Hablé de ello con nuestro párroco y me respondió: “Solo Dios sabe y puede decirte lo que espera de ti”. Luego nos propuso acudir a una formación en pareja a lo largo de un año.
Durante un fin de semana de retiro, aprendimos muchas cosas sobre la oración, el pecado (que no es una fatalidad), la adoración eucarística, el Espíritu Santo, el lugar que Cristo debe ocupar en el centro de nuestra vida… Al finalizar el fin de semana me dije a mí mismo: “¡Venga! Pon en práctica lo que has escuchado durante estos dos días. De todas formas, no tienes nada que perder”.

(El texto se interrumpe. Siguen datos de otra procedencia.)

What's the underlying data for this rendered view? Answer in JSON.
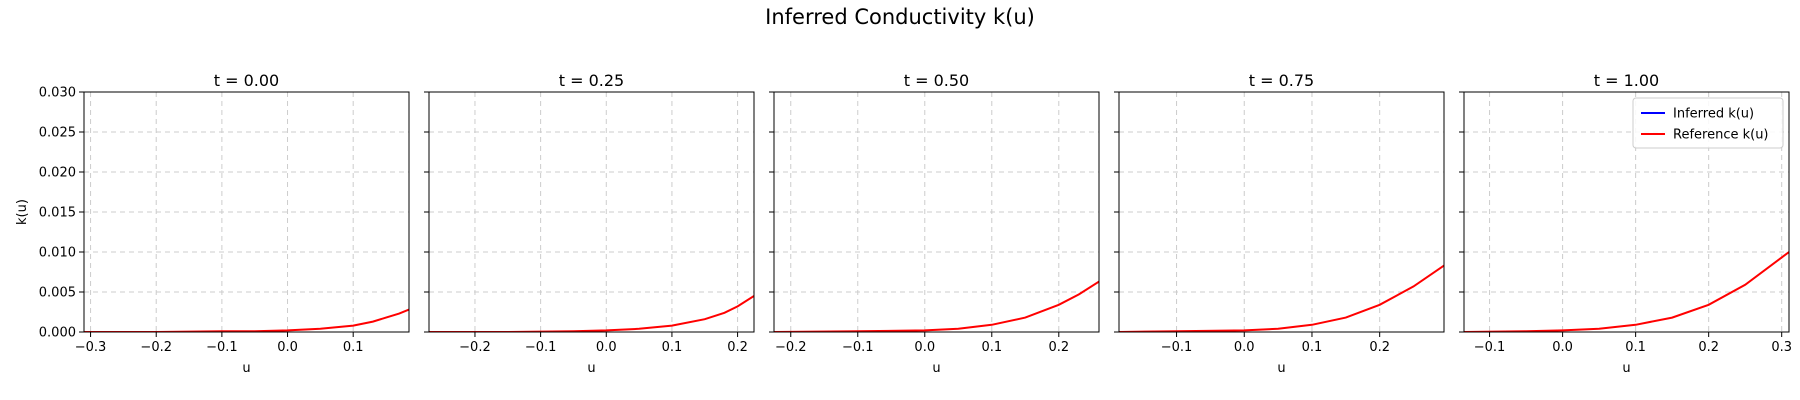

Eso me condujo sobre todo a pasar un tiempo con Dios cada día. Y así fue como mi vida empezó a transformarse.
Me abrí a Dios, me dispuse a escucharle y le dije: “Hágase tu voluntad, Dios mío”. Como dijo Juan Pablo II en la Jornada Mundial de la Juventud del año 2000 en Roma, citando a Santa Catalina de Siena: “¡Si sois lo que tenéis que ser, prenderéis fuego al mundo entero!”.
Hoy sé que solo Dios puede hacer que seamos lo que tenemos que ser: transmisores de su amor y de su palabra a todos los que nos rodean. Ese tesoro es demasiado grande para mí, me desborda, lo desborda todo. ¡Necesito compartirlo y anunciarlo!